Rosita Arvigo’s The Urban Herbalist

When our founder Lauren attended her first herbal conference ever, she was lucky enough to have breakfast with Dr. Arvigo. This book is as generous as she was in that first encounter. Using plants commonly found in the urban Midwest United States, Arvigo shares her incredible knowledge of ethnobotany in terms every beginner can understand. Say hello to the abundance of healing plants growing and giving in our cities. This book is as valuable to the novice as it is to the seasoned herbalist.

 

Erin Lovell’s Plants for the People: A Modern Guide to Plant Medicine

Plants for the People is as beautiful as it is accessible and created by Wooden Spoon Herbs’ dear friend Erin. In 2019, our founder Lauren joined Erin and the book’s photographer for a five-day tour of the wild Southeastern United States. They met old-growth trees, medicinal plants, and everyone in between. Many, many of the photos in the book are from that trip. It’s not only one of our favorite herbal books, it’s also a precious memento.

Sarah Kate Benjamin and Summer Ashley Singletary’s Kosmic Kitchen Cookbook 

Summer and Sarah-Kate are two of our early inspirations. The Kosmic Kitchen blog showed many herb-curious people how to cook with herbs colorfully and deliciously. We fell in love with the whole vibe of their blog and then we became friends! Their amazing cookbook came out last year. From their own intimate relationships with plants comes a practical and intuitive approach to elemental theory, Traditional Western Herbalism, and Ayurveda.

Alicia Bay Laurel’s Living on the Earth

A good guide for a back-to-the-land lifestyle, this book is just plain useful. Its casual vibe helps to demystify lots of practices and pursuits that to a beginner can feel overwhelming: growing food, cooking outdoors, sewing garments, and making herbal remedies. Full of beautiful illustrations and hand-written notes, this book is like the gentle friend who has an answer to every burning “but how do I do _____” question.

Robin Rose Bennett’sThe Gift of Healing Herbs

Robin's book is a testament to committing to the underdogs of the plant world: the plants we are meant to work with are those that are best available to us. Each page of this magical book is full of wisdom about being practical and flexible when it comes to an herbal practice. This book is about channeling our curiosity about our relationships with each other and the natural world in order to care for ourselves and our communities.

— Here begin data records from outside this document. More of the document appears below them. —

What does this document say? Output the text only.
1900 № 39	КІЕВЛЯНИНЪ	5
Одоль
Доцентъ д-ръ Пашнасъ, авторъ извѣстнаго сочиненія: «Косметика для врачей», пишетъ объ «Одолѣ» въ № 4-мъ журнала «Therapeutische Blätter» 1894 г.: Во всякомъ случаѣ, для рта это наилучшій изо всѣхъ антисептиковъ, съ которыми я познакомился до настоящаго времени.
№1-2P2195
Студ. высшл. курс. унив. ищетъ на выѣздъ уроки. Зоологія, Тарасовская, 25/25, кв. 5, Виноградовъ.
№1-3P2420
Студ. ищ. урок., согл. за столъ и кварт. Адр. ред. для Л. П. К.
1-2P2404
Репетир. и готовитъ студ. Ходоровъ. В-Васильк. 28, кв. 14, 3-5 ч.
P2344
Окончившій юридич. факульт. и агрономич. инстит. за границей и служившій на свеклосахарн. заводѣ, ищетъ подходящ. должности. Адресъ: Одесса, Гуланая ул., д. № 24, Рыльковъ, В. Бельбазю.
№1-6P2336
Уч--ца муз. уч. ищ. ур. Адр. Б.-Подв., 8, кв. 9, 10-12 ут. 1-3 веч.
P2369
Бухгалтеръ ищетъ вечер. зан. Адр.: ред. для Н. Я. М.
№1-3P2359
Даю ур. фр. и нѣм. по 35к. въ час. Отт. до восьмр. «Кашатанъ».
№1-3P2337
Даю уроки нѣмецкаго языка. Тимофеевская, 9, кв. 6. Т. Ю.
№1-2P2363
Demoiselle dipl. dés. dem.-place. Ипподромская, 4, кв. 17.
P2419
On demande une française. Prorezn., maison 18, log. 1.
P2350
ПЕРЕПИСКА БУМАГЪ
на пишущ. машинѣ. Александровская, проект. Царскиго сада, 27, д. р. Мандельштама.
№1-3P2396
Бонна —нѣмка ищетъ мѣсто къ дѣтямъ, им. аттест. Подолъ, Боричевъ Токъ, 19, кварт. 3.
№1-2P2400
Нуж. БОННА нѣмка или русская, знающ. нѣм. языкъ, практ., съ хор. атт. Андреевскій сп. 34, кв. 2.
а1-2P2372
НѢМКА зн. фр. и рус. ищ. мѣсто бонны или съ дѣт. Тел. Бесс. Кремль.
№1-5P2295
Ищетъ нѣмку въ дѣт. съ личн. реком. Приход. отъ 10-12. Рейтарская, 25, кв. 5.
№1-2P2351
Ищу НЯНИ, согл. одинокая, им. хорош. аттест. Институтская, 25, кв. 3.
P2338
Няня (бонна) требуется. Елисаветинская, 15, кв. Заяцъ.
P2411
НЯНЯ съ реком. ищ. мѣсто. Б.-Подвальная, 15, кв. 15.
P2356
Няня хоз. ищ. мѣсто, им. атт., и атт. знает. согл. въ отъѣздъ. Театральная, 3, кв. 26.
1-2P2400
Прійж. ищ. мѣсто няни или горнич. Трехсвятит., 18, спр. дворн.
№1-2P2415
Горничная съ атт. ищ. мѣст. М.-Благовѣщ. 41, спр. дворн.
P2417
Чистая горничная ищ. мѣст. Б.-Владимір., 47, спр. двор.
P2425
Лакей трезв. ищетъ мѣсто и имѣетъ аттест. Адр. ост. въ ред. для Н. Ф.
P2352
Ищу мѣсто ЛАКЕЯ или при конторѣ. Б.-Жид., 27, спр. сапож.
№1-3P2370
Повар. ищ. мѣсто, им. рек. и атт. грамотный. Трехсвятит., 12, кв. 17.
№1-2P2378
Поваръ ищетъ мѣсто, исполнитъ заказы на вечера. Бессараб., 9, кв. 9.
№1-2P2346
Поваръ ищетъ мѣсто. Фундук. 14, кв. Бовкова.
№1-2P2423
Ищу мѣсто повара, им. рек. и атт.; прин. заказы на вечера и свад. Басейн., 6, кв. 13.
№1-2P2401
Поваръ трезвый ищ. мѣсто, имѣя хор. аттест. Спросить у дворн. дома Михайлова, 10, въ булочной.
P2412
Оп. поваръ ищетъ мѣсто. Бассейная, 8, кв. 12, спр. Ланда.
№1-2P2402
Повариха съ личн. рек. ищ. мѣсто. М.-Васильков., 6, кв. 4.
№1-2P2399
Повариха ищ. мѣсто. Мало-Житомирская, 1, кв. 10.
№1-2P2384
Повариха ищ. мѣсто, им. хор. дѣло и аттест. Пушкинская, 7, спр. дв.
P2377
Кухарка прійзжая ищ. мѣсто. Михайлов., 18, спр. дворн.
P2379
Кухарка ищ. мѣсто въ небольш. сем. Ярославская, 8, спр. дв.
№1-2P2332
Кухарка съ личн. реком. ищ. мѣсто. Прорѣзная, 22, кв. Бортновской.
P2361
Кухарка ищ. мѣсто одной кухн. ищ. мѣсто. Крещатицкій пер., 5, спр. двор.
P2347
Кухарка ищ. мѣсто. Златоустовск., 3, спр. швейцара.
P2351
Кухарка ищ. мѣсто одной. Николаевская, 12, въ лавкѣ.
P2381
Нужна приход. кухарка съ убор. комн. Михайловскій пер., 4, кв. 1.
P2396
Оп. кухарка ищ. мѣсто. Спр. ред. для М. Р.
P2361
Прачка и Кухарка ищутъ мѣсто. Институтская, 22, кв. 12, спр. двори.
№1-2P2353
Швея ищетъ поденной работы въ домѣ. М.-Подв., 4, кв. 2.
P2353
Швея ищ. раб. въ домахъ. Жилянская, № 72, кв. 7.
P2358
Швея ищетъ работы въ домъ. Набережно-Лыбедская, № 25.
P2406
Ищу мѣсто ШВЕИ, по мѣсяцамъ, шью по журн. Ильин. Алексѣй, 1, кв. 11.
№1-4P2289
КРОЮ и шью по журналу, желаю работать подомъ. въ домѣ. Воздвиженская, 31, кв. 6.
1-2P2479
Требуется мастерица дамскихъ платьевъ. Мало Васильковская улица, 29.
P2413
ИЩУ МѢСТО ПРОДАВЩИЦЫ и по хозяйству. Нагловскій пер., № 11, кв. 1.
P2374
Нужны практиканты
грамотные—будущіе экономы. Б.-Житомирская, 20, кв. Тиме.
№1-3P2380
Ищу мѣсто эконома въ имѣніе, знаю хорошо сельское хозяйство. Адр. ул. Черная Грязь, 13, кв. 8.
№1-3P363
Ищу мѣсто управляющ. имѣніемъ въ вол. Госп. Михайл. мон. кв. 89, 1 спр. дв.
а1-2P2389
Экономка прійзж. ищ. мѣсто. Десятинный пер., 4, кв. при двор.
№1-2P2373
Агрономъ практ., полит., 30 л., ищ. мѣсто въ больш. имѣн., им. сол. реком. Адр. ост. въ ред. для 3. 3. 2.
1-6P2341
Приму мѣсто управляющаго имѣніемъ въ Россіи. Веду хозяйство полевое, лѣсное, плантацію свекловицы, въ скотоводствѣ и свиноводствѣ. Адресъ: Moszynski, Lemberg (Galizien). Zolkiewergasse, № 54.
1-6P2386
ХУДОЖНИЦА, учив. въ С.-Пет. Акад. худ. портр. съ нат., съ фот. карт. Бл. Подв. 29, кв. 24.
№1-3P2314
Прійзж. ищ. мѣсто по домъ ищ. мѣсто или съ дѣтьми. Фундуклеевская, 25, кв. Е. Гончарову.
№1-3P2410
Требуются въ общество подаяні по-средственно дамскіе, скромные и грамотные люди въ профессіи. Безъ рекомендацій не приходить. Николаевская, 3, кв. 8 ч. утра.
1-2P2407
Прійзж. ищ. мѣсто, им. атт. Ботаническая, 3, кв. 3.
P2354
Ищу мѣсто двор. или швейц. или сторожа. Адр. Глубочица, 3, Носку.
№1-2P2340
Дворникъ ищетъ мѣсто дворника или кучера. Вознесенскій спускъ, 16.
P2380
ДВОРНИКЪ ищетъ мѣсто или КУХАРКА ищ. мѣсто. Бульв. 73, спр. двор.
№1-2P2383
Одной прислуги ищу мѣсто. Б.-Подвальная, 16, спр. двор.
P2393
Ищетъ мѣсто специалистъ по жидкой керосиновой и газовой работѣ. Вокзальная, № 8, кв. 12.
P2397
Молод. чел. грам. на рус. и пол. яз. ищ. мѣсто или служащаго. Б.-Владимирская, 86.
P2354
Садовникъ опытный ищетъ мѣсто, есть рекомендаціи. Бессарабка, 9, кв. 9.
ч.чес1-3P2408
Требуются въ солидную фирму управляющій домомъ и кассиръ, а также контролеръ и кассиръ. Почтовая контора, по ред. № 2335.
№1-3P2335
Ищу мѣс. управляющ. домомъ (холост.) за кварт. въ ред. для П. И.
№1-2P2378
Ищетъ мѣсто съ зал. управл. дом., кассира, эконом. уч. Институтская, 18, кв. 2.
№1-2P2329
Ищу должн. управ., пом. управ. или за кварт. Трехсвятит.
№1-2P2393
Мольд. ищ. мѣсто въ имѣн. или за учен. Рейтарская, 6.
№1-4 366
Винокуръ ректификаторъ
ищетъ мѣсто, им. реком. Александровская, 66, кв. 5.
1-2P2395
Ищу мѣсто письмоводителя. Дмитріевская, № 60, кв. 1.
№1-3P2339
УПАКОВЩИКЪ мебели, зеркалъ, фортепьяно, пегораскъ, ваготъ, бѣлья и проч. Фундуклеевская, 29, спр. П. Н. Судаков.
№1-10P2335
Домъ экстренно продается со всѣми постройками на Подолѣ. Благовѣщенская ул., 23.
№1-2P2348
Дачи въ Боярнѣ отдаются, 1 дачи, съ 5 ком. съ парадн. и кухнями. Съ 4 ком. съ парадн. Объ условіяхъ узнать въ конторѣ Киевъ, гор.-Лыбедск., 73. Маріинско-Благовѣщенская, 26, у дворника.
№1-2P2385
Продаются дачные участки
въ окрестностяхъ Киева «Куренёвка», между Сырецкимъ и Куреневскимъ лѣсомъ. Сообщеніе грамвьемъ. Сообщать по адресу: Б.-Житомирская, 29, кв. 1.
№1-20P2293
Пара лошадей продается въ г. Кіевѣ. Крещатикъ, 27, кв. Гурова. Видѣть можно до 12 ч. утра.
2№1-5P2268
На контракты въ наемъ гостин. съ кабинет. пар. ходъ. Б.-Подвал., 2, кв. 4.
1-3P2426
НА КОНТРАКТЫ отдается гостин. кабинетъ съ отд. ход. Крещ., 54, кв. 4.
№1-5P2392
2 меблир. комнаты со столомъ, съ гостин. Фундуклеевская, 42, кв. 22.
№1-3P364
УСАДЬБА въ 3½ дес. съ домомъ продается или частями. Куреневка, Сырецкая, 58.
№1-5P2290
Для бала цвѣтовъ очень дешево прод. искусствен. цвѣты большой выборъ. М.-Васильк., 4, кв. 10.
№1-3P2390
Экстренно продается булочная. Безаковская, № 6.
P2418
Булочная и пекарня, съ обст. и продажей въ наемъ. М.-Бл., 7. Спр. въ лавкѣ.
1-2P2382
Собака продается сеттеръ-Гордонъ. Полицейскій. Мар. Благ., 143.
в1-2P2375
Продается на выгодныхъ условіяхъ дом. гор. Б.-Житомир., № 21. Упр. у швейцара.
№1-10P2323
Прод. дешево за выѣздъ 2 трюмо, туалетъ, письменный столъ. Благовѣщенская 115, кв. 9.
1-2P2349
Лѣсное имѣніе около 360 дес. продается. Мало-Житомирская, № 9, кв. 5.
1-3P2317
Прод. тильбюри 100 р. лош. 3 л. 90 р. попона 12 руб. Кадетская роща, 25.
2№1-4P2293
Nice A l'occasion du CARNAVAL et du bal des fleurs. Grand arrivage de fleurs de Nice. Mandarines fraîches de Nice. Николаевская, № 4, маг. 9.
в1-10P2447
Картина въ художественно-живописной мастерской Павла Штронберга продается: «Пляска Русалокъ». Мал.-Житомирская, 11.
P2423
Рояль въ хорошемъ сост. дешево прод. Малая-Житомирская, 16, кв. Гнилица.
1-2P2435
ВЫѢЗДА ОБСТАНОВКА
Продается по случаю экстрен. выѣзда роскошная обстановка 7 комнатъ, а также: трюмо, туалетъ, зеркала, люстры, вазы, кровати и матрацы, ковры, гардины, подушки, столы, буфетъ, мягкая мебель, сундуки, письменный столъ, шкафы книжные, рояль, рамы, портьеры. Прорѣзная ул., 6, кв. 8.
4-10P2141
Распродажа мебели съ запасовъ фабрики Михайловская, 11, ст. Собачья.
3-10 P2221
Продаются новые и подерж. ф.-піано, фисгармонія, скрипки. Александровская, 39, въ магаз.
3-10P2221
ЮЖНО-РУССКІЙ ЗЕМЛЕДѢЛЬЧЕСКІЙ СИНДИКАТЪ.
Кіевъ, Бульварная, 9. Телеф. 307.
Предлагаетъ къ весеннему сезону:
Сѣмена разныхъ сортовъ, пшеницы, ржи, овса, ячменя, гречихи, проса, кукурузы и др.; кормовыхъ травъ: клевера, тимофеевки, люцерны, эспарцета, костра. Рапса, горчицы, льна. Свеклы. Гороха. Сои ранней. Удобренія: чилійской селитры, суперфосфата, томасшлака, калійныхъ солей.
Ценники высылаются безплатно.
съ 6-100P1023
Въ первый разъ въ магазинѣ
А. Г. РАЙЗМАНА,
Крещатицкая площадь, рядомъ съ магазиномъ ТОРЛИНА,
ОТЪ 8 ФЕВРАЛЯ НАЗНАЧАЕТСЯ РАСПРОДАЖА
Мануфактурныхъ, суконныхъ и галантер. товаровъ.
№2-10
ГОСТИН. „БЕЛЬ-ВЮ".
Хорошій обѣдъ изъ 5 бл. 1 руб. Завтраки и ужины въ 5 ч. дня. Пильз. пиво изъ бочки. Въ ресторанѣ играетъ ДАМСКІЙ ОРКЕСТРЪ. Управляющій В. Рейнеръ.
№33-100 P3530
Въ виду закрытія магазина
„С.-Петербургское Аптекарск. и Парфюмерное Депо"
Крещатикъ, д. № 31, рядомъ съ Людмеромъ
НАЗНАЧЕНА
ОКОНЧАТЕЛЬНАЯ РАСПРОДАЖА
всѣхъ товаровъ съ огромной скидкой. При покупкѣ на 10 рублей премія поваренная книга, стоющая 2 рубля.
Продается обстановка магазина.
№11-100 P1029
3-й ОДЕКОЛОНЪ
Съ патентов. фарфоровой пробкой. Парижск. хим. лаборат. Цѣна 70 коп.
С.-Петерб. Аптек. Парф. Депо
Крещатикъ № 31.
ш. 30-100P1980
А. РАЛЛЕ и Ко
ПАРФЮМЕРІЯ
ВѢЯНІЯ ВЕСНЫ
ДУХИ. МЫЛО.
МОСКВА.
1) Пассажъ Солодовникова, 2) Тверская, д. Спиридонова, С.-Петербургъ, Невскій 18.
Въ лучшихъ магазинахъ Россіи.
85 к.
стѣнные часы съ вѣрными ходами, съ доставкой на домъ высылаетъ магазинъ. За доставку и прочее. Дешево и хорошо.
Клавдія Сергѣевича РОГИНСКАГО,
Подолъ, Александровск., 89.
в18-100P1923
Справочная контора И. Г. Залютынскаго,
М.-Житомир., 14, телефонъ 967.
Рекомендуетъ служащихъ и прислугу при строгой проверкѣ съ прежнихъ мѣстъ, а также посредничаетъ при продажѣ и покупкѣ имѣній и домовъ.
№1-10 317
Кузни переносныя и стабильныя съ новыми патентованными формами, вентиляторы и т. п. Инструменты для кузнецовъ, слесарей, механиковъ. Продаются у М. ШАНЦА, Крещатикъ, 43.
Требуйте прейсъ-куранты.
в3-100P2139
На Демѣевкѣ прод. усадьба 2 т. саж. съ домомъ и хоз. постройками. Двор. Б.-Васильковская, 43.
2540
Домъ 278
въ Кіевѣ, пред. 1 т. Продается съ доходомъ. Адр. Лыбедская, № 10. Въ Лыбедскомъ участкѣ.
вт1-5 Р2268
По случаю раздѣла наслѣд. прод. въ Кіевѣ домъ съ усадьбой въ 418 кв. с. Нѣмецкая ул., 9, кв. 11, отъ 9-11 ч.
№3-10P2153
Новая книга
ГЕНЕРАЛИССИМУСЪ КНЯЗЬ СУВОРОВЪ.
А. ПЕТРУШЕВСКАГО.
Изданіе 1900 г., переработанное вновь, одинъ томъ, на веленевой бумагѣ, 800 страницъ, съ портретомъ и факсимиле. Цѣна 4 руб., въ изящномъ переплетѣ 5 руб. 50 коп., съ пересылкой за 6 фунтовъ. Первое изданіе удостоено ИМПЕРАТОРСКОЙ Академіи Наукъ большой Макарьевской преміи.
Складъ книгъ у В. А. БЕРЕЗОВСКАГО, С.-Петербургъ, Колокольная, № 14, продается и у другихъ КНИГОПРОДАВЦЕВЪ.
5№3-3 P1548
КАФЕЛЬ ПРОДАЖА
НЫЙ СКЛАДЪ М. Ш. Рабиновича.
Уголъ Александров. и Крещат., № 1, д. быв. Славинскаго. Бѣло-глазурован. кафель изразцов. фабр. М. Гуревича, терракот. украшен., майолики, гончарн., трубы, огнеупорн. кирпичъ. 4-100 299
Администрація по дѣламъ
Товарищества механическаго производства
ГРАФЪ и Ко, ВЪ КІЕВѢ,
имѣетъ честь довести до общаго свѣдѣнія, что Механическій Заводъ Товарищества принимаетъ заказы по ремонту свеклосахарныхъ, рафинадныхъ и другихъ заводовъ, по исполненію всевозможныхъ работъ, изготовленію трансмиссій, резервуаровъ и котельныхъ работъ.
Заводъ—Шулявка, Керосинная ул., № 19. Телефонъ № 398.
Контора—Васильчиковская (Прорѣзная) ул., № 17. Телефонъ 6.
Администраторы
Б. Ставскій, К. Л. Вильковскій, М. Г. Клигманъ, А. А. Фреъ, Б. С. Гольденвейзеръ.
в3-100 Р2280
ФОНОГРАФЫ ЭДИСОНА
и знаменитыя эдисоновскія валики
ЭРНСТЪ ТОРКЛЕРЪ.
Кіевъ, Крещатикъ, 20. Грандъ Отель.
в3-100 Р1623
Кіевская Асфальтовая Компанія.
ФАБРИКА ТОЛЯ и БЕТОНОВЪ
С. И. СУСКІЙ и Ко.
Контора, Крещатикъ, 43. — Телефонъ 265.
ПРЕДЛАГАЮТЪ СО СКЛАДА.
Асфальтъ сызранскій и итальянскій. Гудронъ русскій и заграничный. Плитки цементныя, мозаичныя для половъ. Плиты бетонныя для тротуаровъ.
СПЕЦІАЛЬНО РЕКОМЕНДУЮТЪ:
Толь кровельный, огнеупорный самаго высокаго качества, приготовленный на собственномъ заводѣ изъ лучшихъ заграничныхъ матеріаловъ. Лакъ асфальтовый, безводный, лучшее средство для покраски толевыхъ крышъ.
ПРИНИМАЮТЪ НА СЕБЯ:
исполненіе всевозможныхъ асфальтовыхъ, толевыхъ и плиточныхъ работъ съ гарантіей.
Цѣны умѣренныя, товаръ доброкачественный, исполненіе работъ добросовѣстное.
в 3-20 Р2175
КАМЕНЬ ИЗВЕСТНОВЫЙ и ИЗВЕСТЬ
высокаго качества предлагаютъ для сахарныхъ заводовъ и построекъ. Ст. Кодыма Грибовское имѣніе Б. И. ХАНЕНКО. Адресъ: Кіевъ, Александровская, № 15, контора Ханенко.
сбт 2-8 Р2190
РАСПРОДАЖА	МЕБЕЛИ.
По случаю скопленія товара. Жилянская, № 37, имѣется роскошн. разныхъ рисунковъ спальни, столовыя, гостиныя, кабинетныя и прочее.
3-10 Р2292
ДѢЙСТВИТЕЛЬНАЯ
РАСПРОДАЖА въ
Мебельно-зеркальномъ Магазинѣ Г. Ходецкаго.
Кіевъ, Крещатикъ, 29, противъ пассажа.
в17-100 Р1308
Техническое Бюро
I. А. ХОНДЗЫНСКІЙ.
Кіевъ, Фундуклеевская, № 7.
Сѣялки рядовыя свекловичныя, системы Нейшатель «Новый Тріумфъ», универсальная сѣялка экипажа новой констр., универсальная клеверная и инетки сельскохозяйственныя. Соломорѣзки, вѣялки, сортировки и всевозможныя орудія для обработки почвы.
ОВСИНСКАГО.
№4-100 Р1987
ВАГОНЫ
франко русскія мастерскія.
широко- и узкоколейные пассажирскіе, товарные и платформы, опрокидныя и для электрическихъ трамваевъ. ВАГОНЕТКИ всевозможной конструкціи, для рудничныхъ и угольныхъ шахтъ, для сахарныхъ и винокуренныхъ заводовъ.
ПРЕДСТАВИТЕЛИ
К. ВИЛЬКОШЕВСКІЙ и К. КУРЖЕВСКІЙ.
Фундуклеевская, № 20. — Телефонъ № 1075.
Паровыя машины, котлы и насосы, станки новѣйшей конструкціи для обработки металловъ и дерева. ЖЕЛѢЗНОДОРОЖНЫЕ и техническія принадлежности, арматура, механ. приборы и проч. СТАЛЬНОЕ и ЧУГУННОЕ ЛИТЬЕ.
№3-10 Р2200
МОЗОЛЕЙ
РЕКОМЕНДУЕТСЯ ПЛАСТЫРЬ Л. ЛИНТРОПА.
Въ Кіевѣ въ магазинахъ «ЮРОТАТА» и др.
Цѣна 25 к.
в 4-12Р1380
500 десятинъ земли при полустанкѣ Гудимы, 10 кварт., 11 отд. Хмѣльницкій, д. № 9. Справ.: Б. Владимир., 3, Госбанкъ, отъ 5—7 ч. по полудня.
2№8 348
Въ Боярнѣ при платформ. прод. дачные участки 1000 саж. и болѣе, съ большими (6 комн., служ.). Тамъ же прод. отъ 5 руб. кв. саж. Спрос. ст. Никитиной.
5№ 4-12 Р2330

Maude Grieve’s A Modern Herbal: The Complete Edition

Published in 1931, these books are maybe not as modern as they were 100 years ago, but the information enshrined in their pages is timeless. This is as much an herbal reference book as it is a historical document: a record of the folklore that survived to inform our understanding of the medicinal plants that humans relied on for thousands of years. This is a book you wish for and happen upon one magical day in a hole-in-the-wall bookstore near your house. And if you can’t wait for that magical day, it’s also one of the few herb books that can be found, free and lightly abridged, online.

Building an herbal library is like building an apothecary: you’ll learn what best supports you and that’s what will fill your shelves. Trusting your curiosity and letting it guide you is the best approach. Your herbal books will come to be a little garden of knowledge and skill that you nurture to grow over time.